Case Presentation: A 25 year old female was referred to endocrinology with a right ankle fragility fracture. She was known to have XLH, diagnosed in Poland at the age of 1 year. Her father and grandparents were also affected. She underwent multiple osteotomies and corrective surgeries for lower limb deformities and had recurrent dental abscesses. She was previously treated with Vitamin D supplements and phosphate salts; old case notes were not available. On examination, her height was 148cm (0.4th centile). Investigations showed mild hypophosphatemia with normal levels of corrected calcium, alkaline phosphatase, magnesium, 25-OH vitamin D and parathyroid hormone with no phosphaturia or hypercalciuria and no evidence of nephrocalcinosis on sonography. DEXA scan was normal.
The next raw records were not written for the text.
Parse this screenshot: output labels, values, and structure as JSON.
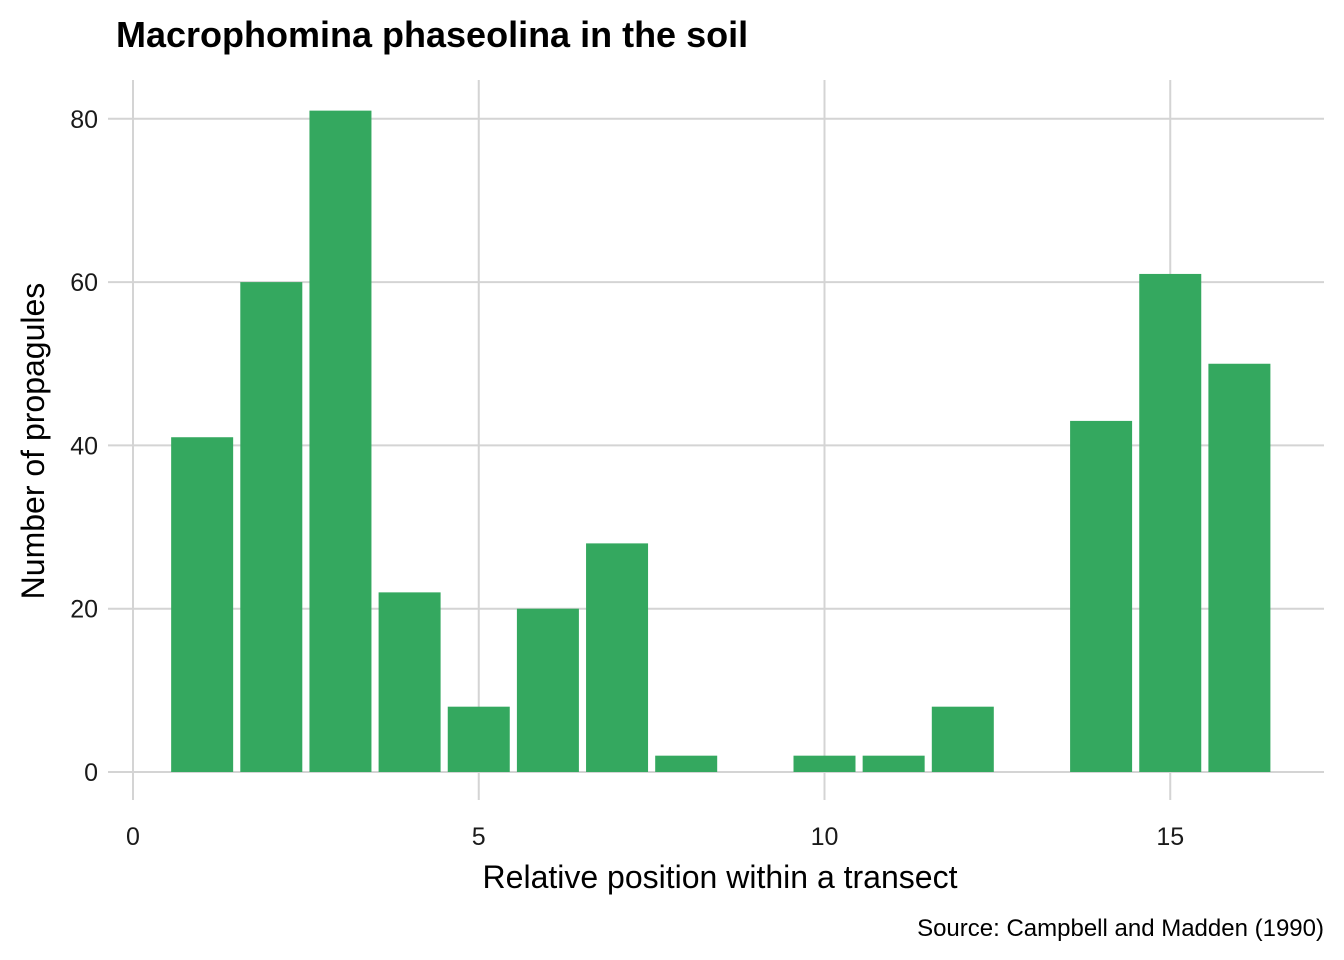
{
  "chart_data": {
    "type": "bar",
    "title": "Macrophomina phaseolina in the soil",
    "xlabel": "Relative position within a transect",
    "ylabel": "Number of propagules",
    "caption": "Source: Campbell and Madden (1990)",
    "x": [
      1,
      2,
      3,
      4,
      5,
      6,
      7,
      8,
      9,
      10,
      11,
      12,
      13,
      14,
      15,
      16
    ],
    "values": [
      41,
      60,
      81,
      22,
      8,
      20,
      28,
      2,
      0,
      2,
      2,
      8,
      0,
      43,
      61,
      50
    ],
    "xlim": [
      0,
      17.2
    ],
    "ylim": [
      0,
      81
    ],
    "xticks": [
      0,
      5,
      10,
      15
    ],
    "yticks": [
      0,
      20,
      40,
      60,
      80
    ],
    "grid": true,
    "bar_color": "#34a85f",
    "grid_color": "#d4d4d4"
  }
}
Genetic testing confirmed heterozygous PHEX mutation. She was started on Phosphate-Sandoz and Rocaltrol. She was non-compliant and stopped treatment herself, but remained asymptomatic with stable biochemistry. Five years later, she presented with severe bone pain affecting shoulders, spine and legs, and occasional difficulty in walking without support. Repeat biochemistry was stable. She was keen to commence Burosumab, a monoclonal FGF23 antibody, and was referred to a tertiary Metabolic Bone Unit.
Conclusion: Conventional treatment with active Vitamin D and oral phosphate salts for clinical improvement should be considered in symptomatic adults with XLH. In UK, Burosumab is approved for children and adolescents, but not adults due to lack of evidence on the long-term metabolic consequences. This case highlights management challenges for rare conditions and need for further studies to provide evidence based treatments.